Les résultats ont été publiés dans le Médecine BMC journal.

Notre étude a démontré que plus les enfants grandissaient dans des familles avec des parents à faible revenu, plus ils risquaient de développer un trouble mental. “

Christian Hakulinen, maître de conférences en psychologie de la santé, Université d’Helsinki

Un quart des personnes nées dans le quintile de revenu parental le plus bas ont développé un trouble mental

Selon les résultats de l’étude, 25,2% des enfants nés dans le quintile de revenu parental le plus bas ont développé un trouble mental diagnostiqué cliniquement au moment où ils ont eu 37 ans. De même, 13,5% des enfants nés dans le quintile de revenu parental supérieur ont développé un trouble mental dans le même période de temps.

«Parmi les troubles mentaux étudiés, la seule exception était les troubles de l’alimentation. Dans leur cas, un faible revenu parental était associé à un risque plus faible de développer un trouble de l’alimentation», explique Hakulinen.

Les résultats montrent que plus les enfants vivaient longtemps dans des familles à faible revenu, plus leur risque de développer un trouble de santé mentale était grand.

“Nous avons observé qu’un tiers des enfants qui vivaient dans des familles à faible revenu tout au long de leur enfance ont été diagnostiqués plus tard avec un trouble mental. Dans le même temps, 12% des enfants qui ont grandi dans le quintile de revenu supérieur ont ensuite reçu un diagnostic de trouble mental. trouble mental », dit Hakulinen.

Plus de mesures dans l’enfance pour prévenir les troubles mentaux?

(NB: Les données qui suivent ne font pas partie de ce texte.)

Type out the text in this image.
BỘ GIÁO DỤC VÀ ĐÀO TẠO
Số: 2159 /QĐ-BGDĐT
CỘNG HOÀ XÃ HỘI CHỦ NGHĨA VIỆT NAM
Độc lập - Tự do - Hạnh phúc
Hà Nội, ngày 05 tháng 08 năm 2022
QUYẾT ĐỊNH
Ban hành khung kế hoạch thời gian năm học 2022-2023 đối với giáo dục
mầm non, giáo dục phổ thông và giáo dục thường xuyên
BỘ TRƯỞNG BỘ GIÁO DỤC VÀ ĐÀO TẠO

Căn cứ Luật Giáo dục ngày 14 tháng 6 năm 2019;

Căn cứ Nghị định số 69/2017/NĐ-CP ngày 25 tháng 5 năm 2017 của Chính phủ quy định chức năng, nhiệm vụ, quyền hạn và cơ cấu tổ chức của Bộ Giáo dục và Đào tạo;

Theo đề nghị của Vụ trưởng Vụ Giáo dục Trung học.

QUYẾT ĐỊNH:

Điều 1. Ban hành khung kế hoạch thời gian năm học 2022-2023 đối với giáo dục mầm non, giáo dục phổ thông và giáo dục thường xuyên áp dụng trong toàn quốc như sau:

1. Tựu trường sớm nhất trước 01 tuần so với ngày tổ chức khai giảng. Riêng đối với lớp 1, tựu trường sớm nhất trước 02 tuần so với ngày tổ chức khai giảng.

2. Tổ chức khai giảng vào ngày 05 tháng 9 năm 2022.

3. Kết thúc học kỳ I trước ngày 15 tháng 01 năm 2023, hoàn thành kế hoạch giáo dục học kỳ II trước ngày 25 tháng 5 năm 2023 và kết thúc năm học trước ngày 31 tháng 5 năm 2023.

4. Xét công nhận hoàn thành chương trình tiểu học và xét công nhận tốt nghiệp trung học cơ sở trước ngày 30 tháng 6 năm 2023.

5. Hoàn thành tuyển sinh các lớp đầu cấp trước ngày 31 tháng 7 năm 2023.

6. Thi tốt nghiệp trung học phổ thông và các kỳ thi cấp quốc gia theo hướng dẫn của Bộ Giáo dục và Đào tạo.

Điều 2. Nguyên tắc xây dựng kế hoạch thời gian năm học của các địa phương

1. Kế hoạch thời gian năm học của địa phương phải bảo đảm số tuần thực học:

Bien que l’étude se soit concentrée sur les familles danoises, Hakulinen pense que les résultats peuvent être utilisés pour tirer des conclusions également dans le contexte d’autres pays nordiques, car nos systèmes de santé sont assez similaires dans le traitement des troubles mentaux.

«Les troubles mentaux qui réduisent la capacité fonctionnelle sont généralement traités dans le cadre de soins secondaires au Danemark et dans le reste des pays nordiques, en particulier s’ils apparaissent au début de l’âge adulte», explique Hakulinen.

Les résultats indiquent que les conditions socio-économiques de l’enfance sont associées à l’apparition de troubles mentaux. En fait, Hakulinen souhaiterait qu’une attention soit accordée à la prévention et au traitement de ces troubles dès l’enfance.

«Les mesures axées sur l’enfance, telles que les interventions de soutien à la parentalité, pourraient bénéficier en particulier aux familles à faible revenu. Cela permettrait de s’attaquer aux facteurs de risque psychosociaux, que les défis financiers aggravent généralement», note Hakulinen.

La source:

Référence du journal:

Hakulinen, C., et coll. (2020) Le revenu parental en tant que marqueur de la position socio-économique pendant l’enfance et le risque plus tard de développer un trouble mental secondaire diagnostiqué par les soins examinés sur l’ensemble du spectre diagnostique: une étude de cohorte nationale. Médecine BMC. doi.org/10.1186/s12916-020-01794-5.